Genre: Comedy / Drama

Sam Mendes' latest family drama, Away We Go starring John Krasinski (most popular by means of The Office) and Maya Rudolph (most popular by means of Saturday NIght Live), is admittedly a turn from his previous works of the same category for its own sharp curves into blithe humor - an earnest panache that was notably absent from the more sardonically humorous American Beauty (1999) and the decidedly anhumorous Revolutionary Road (2008). The film in this way makes for a terrific summer movie, as much as perhaps Sideways (2004) did, with its counterbalanced levity and gravity, which in Away We Go teeters on a peak of marital and (more specifically) (pre-)parental distress. While this subject matter itself is not unusual, the fact that Mr. Mendes allows himself to slip away from a hardcore inspection of human interdynamics and into a more freestyle exploration of societal coupledom is what achieves for this film significance. It's as if the director "rerecognized" that distressing foibles and antipathic character sets can be comical on top of acute and amusing (as in a "Kids-Say-the-Darnedest-Things" kind of way) on top of argumentative.

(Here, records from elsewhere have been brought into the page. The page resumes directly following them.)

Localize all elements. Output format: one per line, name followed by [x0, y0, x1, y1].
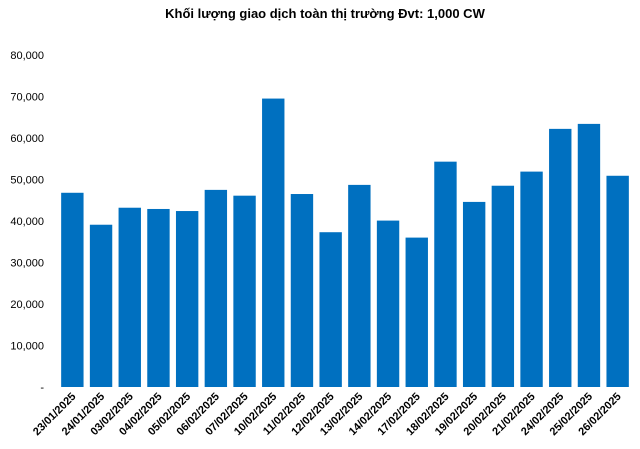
y-tick-label: 30,000 [10, 258, 44, 270]
y-tick-label: 40,000 [10, 216, 44, 228]
y-tick-label: 60,000 [10, 133, 44, 145]
bar [462, 201, 486, 387]
bar [606, 175, 629, 387]
bar [290, 194, 314, 387]
y-axis: - 10,000 20,000 30,000 40,000 50,000 60,000 70,… [10, 50, 44, 394]
y-tick-label: 20,000 [10, 299, 44, 311]
bar [319, 232, 342, 387]
y-tick-label: 80,000 [10, 50, 44, 62]
chart-title: Khối lượng giao dịch toàn thị trường Đvt… [165, 6, 485, 21]
bar [405, 237, 428, 387]
bar [549, 128, 572, 387]
y-tick-label: 50,000 [10, 175, 44, 187]
bars [61, 98, 629, 388]
bar [61, 192, 84, 387]
y-tick-label: - [40, 382, 44, 394]
bar [204, 189, 228, 388]
bar [434, 161, 457, 387]
y-tick-label: 10,000 [10, 341, 44, 353]
bar [118, 207, 141, 387]
bar [376, 220, 400, 387]
bar [233, 195, 256, 387]
x-axis: 23/01/202524/01/202503/02/202504/02/2025… [31, 391, 624, 438]
bar [175, 211, 199, 387]
bar [262, 98, 285, 387]
bar [491, 185, 515, 387]
bar [520, 171, 543, 387]
bar [577, 123, 601, 387]
bar [89, 224, 113, 387]
bar [348, 184, 371, 387]
y-tick-label: 70,000 [10, 92, 44, 104]
bar [147, 208, 170, 387]
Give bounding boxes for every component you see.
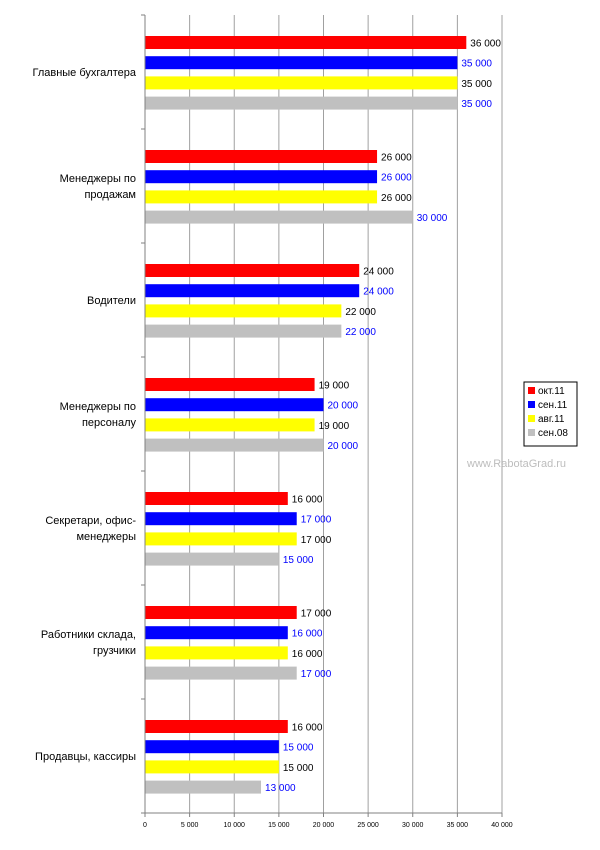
bar [145, 720, 288, 733]
data-label: 35 000 [461, 99, 492, 110]
data-label: 17 000 [301, 669, 332, 680]
data-label: 19 000 [319, 421, 350, 432]
data-label: 35 000 [461, 59, 492, 70]
watermark-text: www.RabotaGrad.ru [466, 458, 566, 470]
legend-swatch [528, 387, 535, 394]
category-label: Менеджеры по [60, 173, 136, 185]
gridlines [189, 15, 503, 813]
bar [145, 96, 458, 110]
x-tick-label: 20 000 [313, 822, 335, 829]
bar [145, 532, 297, 546]
data-label: 17 000 [301, 609, 332, 620]
bar [145, 378, 315, 391]
bar [145, 190, 378, 204]
data-label: 16 000 [292, 723, 323, 734]
bar [145, 606, 297, 619]
bars [145, 36, 467, 794]
data-label: 17 000 [301, 535, 332, 546]
data-label: 17 000 [301, 515, 332, 526]
x-tick-label: 35 000 [447, 822, 469, 829]
data-label: 24 000 [363, 287, 394, 298]
bar [145, 512, 297, 526]
data-label: 22 000 [345, 327, 376, 338]
bar [145, 626, 288, 640]
data-label: 13 000 [265, 783, 296, 794]
legend-swatch [528, 429, 535, 436]
x-tick-labels: 0 5 000 10 000 15 000 20 000 25 000 30 000 35 0… [143, 822, 513, 829]
x-tick-label: 30 000 [402, 822, 424, 829]
data-label: 20 000 [328, 441, 359, 452]
legend: окт.11 сен.11 авг.11 сен.08 [523, 381, 578, 447]
bar [145, 210, 413, 224]
bar [145, 398, 324, 412]
bar [145, 438, 324, 452]
bar [145, 740, 279, 754]
category-label: Секретари, офис- [45, 515, 136, 527]
category-label: Менеджеры по [60, 401, 136, 413]
bar [145, 666, 297, 680]
bar [145, 492, 288, 505]
bar [145, 780, 262, 794]
category-label: Продавцы, кассиры [35, 751, 136, 763]
data-label: 16 000 [292, 649, 323, 660]
bar [145, 150, 378, 163]
data-label: 30 000 [417, 213, 448, 224]
bar [145, 324, 342, 338]
data-label: 36 000 [470, 39, 501, 50]
data-label: 20 000 [328, 401, 359, 412]
bar [145, 264, 360, 277]
bar [145, 170, 378, 184]
axes [141, 14, 503, 817]
category-label: Работники склада, [41, 629, 136, 641]
legend-label: окт.11 [538, 386, 565, 397]
x-tick-label: 40 000 [491, 822, 513, 829]
category-label: грузчики [93, 645, 136, 657]
category-label: Водители [87, 295, 136, 307]
x-tick-label: 5 000 [181, 822, 199, 829]
data-labels: 36 000 35 000 35 000 35 000 26 000 26 000 26 0… [265, 39, 501, 795]
x-tick-label: 15 000 [268, 822, 290, 829]
data-label: 15 000 [283, 763, 314, 774]
category-label: персоналу [82, 417, 137, 429]
category-label: Главные бухгалтера [32, 67, 136, 79]
data-label: 16 000 [292, 495, 323, 506]
bar [145, 418, 315, 432]
bar [145, 284, 360, 298]
bar [145, 36, 467, 49]
legend-label: сен.11 [538, 400, 568, 411]
legend-swatch [528, 401, 535, 408]
bar [145, 552, 279, 566]
data-label: 19 000 [319, 381, 350, 392]
bar [145, 760, 279, 774]
data-label: 24 000 [363, 267, 394, 278]
data-label: 15 000 [283, 555, 314, 566]
data-label: 15 000 [283, 743, 314, 754]
category-label: продажам [84, 189, 136, 201]
category-labels: Главные бухгалтера Менеджеры по продажам Во… [32, 67, 136, 763]
legend-label: сен.08 [538, 428, 568, 439]
bar [145, 76, 458, 90]
legend-label: авг.11 [538, 414, 565, 425]
bar [145, 56, 458, 70]
legend-swatch [528, 415, 535, 422]
bar [145, 646, 288, 660]
category-label: менеджеры [76, 531, 136, 543]
data-label: 16 000 [292, 629, 323, 640]
data-label: 26 000 [381, 153, 412, 164]
data-label: 26 000 [381, 193, 412, 204]
x-tick-label: 10 000 [224, 822, 246, 829]
x-tick-label: 25 000 [357, 822, 379, 829]
data-label: 22 000 [345, 307, 376, 318]
data-label: 26 000 [381, 173, 412, 184]
data-label: 35 000 [461, 79, 492, 90]
x-tick-label: 0 [143, 822, 147, 829]
bar [145, 304, 342, 318]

And the cast couldn't have been better at realizing that simultaneous union of qualities in the film's screenplay. Though most of the better known actors (than at least the leads are known) in the film have parts that amount to no more than double-sized cameos, they bring a spice and a flavor to the methodical nomadism of the theory behind the film that would have been absent in a much more serious-minded manifestation of the story. Catherine O'Hara shines as an officiously secretive a-parent to Mr. Krasinksi's character, Allison Janney pops and fizzles as a zesty slice of post-modern fortitude and applied laissez-faire, and Maggie Gyllenhaal is simply a gift as a new New-Wave nurturer, painfully aware of all but herself. As a quintet along with the not unworthy turn of Melanie Lynskey as a somehow refreshingly stock "desperate housewife" and the notably present absence of a fifth woman in the home of Mr. Krasinski's fictional brother, the women link and bind the arc of the film as, indeed, a trip to the hot-spots of theoretical womanhood for women currently in their 30s-60s and as, also, a meditation on paths to be chosen or not chosen for an individual tethered to another or so untethered. As our female protagonist, Ms. Rudolph parades her dramatically overly enceinte self through these hotspots and path-starts as if they were exhibits for a woman who perhaps wisely, perhaps unwisely, has decided to delay her moment of decision and bear the full load out in rhetorical observation. She as such a symbol does well to represent the outlook of all younger women - younger not physically but emotionally and psychically - who may once again see their future, with past abolished, as potentially still the world of mysterious yet exciting possibility that they had once envisioned as a full spectrum when they were children but that they have since recidivized into only a few, blocky, extremed items while (they are) at large within society. They, in short, are those who can choose not for a movement or for faux liberation but honestly for themselves, whatever they desire may be.

And, in the end, though perhaps not as glamorous as those of some or as carefree as those of others, their lives are right for them - or at least they earnestly believe they are, which at the time is all that really matters.

Grade: B+, well done upholding the idea of true individualism, true choice, and true honesty about what matters most to one's own self.